There is a lot of poverty in the United States, and the regional patterns are striking. The map above represents 1998 data, and it tells a very sectional story about poverty in this country. (The map is presented by the Regional Development Institute of Northern Illinois University.) The largest concentration of poor counties is clearly in the deep south and in Appalachia. And it would appear that there is a high correspondence between poor counties and populations of minority Americans -- Mexican-Americans in southwest Texas, Native Americans in the Dakotas and Arizona, and African-Americans throughout the south (Arkansas, Mississippi, Louisiana, and Alabama). The industrial midwest had relatively less poverty in 1998 (it will be urgent to see how this map changes once the restructuring of the automotive industry is complete). Even after the deindustrialization of many midwestern cities in the 1970s and 1980s the incidence of poverty at the county level remained relatively low. And the Boston-New York-Washington corridor shows one of the lowest levels of poverty -- along with some of the highest population density in the country.

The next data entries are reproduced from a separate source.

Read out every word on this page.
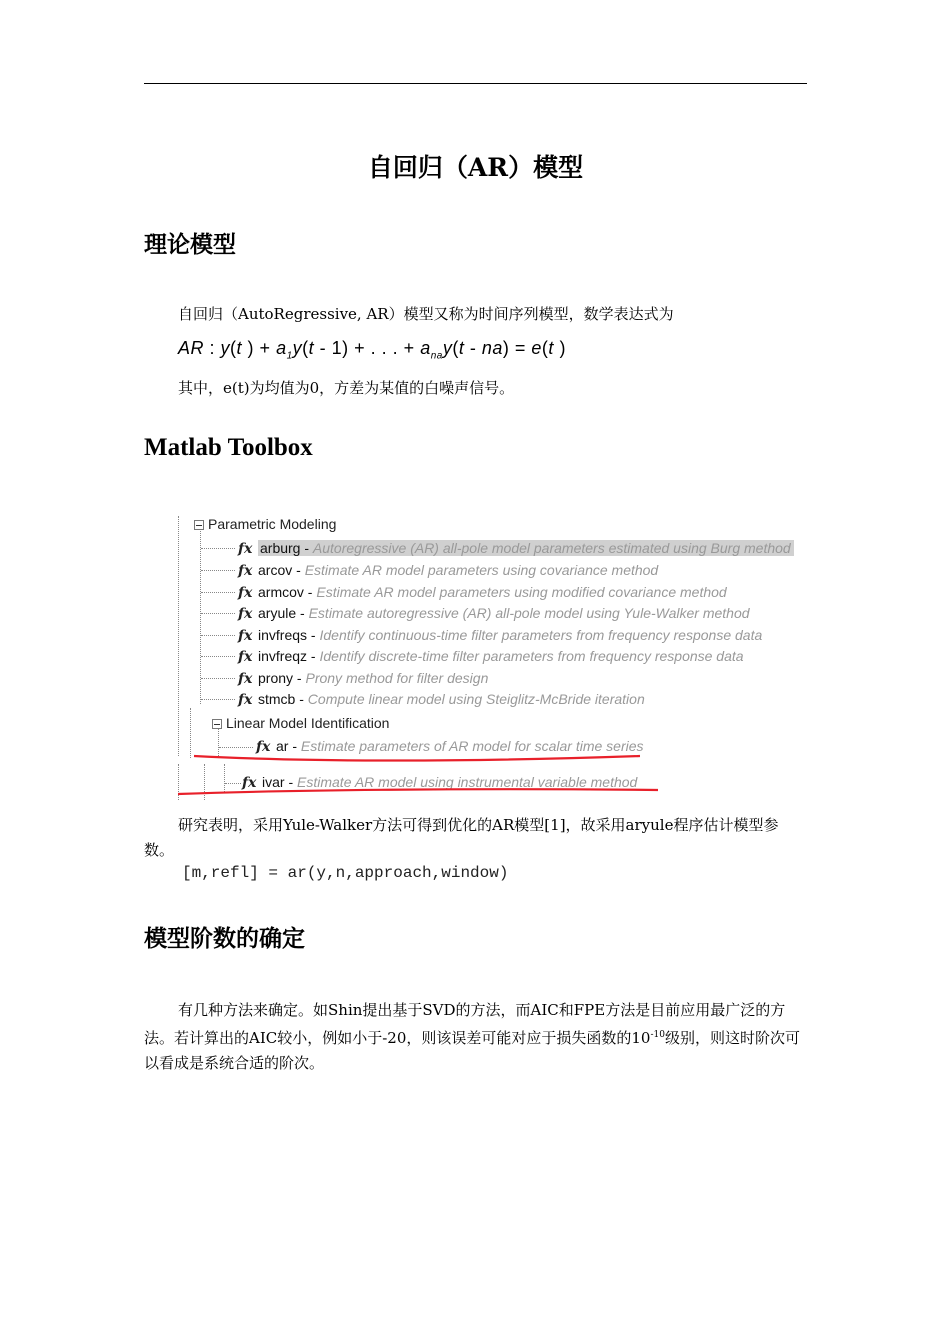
自回归（AR）模型
理论模型
自回归（AutoRegressive, AR）模型又称为时间序列模型，数学表达式为
AR : y(t ) + $a_1y(t - 1)$ + . . . + $a_{na}y(t - na) = e(t$ )
其中，e(t)为均值为0，方差为某值的白噪声信号。
Matlab Toolbox
Parametric Modeling
fx arburg - Autoregressive (AR) all-pole model parameters estimated using Burg method
fx arcov - Estimate AR model parameters using covariance method
fx armcov - Estimate AR model parameters using modified covariance method
fx aryule - Estimate autoregressive (AR) all-pole model using Yule-Walker method
fx invfreqs - Identify continuous-time filter parameters from frequency response data
fx invfreqz - Identify discrete-time filter parameters from frequency response data
fx prony - Prony method for filter design
fx stmcb - Compute linear model using Steiglitz-McBride iteration
Linear Model Identification
fx ar - Estimate parameters of AR model for scalar time series
fx ivar - Estimate AR model using instrumental variable method
研究表明，采用Yule-Walker方法可得到优化的AR模型[1]，故采用aryule程序估计模型参数。
[m,refl] = ar(y,n,approach,window)
模型阶数的确定
有几种方法来确定。如Shin提出基于SVD的方法，而AIC和FPE方法是目前应用最广泛的方法。若计算出的AIC较小，例如小于-20，则该误差可能对应于损失函数的$10^{-10}$级别，则这时阶次可以看成是系统合适的阶次。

But what about the distribution of urban poverty in the United States? Here is a map of the metropolitan and micropolitan statistical areas of the United States (hosted by New Markets Tax Credit Resource Center).
Here is a map of poverty rates for Chicago in 2000 (host):
Here's Houston:
And Detroit (% children under poverty in 1990):
What each of these metropolitan maps indicate is the very high concentration of poverty that exists in most American cities. And these patterns illustrate at the city level the same point noted above at the national level: that there is a very close correspondence between poverty and race.
It is time for a well-planned "war on poverty" once more. And let's hope that the Obama administration will find the strategies and resources that are necessary to address these persistent patterns of poverty and inequality.